When it’s put to him that the 11 councils could go ahead with 11 very different programmes, he comments that each council will have a different level of capability and different views on taking policy forward. Invest NI has ensured that all councils will adhere to a core content based on the existing programmes with the rest of their activity tailored to their local circumstances.

Job promotions represent the number of jobs announced. The Programme for Government target was 25,000 jobs and the total, as of last September, is 34,000. Around 20,000 of these are from indigenous companies with the remainder from foreign direct investment. More than 20,000 jobs have been created since 2011 as a result of announcements.

“People have this perception that we tend to focus everything on FDI but actually over 90 per cent of our job offers are to local businesses,” Ennis remarks. The press “quite rightly” pick up on new names coming in from overseas but local investment is the “bread and butter” for the organisation.

Exports has been the most challenging area. Invest NI measures manufacturing exports based on HMRC data. Ennis wants to change the evidence base so that it includes external sales to Great Britain – a strong growth point for construction companies. Manufactured products from Northern Ireland which are consolidated in Britain for shipping purposes and subsequently exported also fall outside the statistics.

The “massive” level of service exports is not measured at all: “If our numbers are being used to influence policy, one of the challenges we have there is we’re basing the policy on the wrong dataset. We need to grab that dataset and look at external sales in the first instance and also look at the service sector.”

Lower corporation tax is not a “silver bullet” but it is a “very useful weapon in the armoury”. To date, Northern Ireland has competed on the basis of cost-value propositions. Under that model, investors firstly look for talent and then the cost of property – which compares very favourably to London, Dublin or Edinburgh.

The province, though, has not “fished in the pond” for highly profitable companies which are investing for tax planning or looking at somewhere that gives them a better return on their profits.

The timing of a reduction, in his view, is secondary provided that a concrete and definitive implementation date is set out and a “clear and transparent” path leads up to that point. “You’ve got to take the uncertainty out of the proposition,” he remarks, “and provided we can do that, I don’t think putting it in in a phased way would damage us because companies will inevitably be 18-20 months down the line before they make these decisions.”

Future

Ennis has three personal goals for the next three years:

1. a best in class development agency;

2. a strong focus on health and life sciences; and

3. an effective skills policy.

The first involves focusing on developing its staff – who already constitute “a very talented pool of people” – and building on its Investors in People gold award and its new leadership and development programme.

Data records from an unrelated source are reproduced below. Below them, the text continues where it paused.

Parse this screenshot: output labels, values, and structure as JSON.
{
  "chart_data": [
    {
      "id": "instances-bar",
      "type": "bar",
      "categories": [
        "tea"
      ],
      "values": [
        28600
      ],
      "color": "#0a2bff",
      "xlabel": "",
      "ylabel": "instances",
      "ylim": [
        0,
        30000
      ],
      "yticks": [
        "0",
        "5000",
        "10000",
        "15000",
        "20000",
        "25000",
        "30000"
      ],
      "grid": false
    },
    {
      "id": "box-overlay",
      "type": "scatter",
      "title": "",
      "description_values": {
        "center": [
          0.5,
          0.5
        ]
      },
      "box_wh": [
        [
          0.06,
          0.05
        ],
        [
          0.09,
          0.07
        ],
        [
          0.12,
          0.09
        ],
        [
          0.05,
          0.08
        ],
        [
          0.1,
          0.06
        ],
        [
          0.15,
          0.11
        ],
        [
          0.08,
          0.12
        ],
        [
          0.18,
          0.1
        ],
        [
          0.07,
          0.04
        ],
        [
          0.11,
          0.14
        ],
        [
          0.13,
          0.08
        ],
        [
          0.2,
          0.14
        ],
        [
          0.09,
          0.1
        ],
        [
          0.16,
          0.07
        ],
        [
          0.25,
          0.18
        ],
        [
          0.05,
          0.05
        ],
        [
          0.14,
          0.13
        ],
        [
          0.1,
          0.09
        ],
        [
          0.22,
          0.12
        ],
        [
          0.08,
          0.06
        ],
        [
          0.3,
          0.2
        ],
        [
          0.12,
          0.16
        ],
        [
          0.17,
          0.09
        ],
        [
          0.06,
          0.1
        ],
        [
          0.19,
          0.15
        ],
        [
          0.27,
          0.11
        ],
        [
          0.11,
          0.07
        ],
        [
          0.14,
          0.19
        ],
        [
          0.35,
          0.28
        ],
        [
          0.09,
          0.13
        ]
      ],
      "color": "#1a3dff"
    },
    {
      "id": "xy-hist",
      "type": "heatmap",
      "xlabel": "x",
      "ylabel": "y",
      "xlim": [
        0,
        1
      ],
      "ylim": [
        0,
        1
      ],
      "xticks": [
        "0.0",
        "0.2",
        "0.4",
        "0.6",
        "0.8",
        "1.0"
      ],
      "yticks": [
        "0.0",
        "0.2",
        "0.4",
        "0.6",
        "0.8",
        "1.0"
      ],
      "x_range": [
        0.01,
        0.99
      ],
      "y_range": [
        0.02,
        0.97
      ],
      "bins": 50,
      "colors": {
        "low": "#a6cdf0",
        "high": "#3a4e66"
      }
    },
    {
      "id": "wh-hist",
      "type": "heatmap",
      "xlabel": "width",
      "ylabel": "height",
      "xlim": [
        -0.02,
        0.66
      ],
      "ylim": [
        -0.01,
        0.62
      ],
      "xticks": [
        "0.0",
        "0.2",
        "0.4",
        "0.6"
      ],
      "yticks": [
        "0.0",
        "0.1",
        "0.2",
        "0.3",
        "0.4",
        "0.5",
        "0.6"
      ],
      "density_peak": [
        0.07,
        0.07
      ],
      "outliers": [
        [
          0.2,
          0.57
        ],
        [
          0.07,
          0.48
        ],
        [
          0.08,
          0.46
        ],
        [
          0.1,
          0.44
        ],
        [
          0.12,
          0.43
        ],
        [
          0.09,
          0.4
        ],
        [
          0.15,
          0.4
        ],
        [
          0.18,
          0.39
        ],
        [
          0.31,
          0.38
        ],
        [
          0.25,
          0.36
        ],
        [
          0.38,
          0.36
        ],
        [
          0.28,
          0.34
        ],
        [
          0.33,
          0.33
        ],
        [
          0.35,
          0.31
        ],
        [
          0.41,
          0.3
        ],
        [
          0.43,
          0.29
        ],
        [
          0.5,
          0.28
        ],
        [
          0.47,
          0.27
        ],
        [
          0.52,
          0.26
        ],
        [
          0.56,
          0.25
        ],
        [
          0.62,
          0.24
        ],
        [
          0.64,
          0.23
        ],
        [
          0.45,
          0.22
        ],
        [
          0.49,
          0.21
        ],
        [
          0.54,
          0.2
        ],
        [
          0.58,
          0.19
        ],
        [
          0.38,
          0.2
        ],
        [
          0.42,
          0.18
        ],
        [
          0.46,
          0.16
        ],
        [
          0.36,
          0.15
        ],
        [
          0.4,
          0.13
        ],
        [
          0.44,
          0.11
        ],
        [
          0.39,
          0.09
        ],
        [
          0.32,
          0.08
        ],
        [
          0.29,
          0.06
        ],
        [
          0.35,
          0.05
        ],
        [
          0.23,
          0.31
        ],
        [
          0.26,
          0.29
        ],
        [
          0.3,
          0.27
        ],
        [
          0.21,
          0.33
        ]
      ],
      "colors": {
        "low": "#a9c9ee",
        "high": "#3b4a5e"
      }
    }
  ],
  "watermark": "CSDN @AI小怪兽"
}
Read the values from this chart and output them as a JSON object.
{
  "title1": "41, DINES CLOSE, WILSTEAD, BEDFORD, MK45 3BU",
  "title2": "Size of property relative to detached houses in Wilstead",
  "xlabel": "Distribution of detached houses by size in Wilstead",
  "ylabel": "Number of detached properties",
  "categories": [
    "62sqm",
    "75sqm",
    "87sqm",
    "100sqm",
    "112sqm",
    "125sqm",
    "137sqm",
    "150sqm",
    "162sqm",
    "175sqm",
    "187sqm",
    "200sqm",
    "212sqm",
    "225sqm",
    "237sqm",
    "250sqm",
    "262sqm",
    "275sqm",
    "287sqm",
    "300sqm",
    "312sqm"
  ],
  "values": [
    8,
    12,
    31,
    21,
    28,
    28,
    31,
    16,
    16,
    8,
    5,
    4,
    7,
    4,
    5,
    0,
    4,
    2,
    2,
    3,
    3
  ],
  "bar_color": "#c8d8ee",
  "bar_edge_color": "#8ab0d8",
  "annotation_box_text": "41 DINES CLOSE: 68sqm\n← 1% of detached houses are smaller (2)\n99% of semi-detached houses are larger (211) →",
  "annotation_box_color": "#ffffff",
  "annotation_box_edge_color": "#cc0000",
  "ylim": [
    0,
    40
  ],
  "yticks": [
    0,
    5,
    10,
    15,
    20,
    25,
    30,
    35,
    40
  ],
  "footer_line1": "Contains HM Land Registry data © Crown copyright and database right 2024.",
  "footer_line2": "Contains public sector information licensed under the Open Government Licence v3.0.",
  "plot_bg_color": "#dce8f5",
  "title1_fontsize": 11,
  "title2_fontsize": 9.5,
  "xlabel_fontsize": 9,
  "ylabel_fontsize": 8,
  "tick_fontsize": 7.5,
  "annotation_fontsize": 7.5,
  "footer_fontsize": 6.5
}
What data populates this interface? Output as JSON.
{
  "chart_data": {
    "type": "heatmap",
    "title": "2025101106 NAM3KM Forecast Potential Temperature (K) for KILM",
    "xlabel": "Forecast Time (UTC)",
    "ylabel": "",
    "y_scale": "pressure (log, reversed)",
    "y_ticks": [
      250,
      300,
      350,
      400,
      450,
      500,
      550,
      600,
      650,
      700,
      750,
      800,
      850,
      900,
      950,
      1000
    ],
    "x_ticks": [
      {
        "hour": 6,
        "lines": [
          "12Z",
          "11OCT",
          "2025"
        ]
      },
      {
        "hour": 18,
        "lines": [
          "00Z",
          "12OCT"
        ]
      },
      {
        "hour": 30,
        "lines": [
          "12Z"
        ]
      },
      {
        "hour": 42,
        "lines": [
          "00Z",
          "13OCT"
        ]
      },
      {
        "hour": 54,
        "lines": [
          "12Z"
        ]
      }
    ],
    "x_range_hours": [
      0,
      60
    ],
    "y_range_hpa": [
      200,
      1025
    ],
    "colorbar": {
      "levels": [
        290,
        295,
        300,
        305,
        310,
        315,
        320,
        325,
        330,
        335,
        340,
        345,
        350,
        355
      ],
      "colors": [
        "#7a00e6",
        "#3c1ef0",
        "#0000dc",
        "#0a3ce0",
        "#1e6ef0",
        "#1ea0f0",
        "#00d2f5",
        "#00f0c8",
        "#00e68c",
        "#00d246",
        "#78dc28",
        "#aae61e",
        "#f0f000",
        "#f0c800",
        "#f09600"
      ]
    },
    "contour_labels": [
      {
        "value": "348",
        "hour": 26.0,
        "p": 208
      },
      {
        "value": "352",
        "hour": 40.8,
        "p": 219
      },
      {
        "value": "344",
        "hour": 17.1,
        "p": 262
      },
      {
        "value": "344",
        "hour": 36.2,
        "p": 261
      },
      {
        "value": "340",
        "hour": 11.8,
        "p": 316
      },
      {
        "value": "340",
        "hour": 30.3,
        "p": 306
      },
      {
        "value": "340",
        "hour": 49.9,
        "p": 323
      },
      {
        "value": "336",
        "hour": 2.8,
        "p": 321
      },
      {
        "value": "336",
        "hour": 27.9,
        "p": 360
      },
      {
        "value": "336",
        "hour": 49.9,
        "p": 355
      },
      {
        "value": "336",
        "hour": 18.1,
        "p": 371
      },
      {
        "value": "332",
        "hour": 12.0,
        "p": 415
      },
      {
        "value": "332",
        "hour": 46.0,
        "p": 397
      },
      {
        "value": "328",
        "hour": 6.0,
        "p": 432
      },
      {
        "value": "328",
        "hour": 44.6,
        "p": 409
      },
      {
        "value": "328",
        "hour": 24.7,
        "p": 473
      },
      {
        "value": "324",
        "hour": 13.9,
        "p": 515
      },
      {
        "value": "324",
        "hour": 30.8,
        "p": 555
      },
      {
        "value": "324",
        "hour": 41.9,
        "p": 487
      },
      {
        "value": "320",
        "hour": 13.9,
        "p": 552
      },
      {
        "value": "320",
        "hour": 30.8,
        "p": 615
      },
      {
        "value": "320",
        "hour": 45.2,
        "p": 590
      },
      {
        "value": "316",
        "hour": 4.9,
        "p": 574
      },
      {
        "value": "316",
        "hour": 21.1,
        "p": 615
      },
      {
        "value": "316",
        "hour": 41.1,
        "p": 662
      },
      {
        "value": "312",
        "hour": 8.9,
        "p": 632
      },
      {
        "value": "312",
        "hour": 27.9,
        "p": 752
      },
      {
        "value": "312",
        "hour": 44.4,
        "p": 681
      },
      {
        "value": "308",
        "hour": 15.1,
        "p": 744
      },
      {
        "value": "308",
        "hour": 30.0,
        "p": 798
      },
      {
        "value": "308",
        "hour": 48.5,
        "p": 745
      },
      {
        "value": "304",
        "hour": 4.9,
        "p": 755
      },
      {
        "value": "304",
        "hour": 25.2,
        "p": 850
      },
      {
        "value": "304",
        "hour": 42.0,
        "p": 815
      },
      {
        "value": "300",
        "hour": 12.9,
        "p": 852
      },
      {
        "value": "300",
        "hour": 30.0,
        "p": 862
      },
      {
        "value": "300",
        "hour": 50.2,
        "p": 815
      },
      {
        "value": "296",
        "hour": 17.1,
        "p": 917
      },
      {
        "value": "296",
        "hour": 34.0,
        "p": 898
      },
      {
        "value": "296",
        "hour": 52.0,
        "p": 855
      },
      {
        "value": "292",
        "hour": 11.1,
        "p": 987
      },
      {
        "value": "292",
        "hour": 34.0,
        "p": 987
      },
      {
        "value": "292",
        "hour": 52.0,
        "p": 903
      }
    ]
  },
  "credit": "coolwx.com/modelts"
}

On the second point, Ennis wants Northern Ireland to look at its capital and services spend on health (£1.5 billion) as “an investment opportunity” rather than a cost. The province has the rare advantage of a combined health and social care system which is “small enough to be agile but big enough to matter to big pharma companies.”

Invest NI has a close working relationship with DEL but he wants more focus on measuring the quality and effectiveness of that training. Companies need to receive high quality, validated training programmes alongside a consistent flow of graduates and the prospect of lower corporation tax.

China focus

Invest NI has successfully delivered on Ennis’ challenge of making its operation in China as effective as that in the USA. All of its Asia-Pacific operations are now directed from Shanghai with strong backing from visiting Executive ministers. A Northern Ireland Executive office in Beijing is now planned. In his previous career with Boxmore, he set up a number of businesses in China and recognised the need to show a “consistent sense of purpose” in order for Chinese customers to take a foreign investor seriously. He expects that the new structure will result in improved trade in the coming years.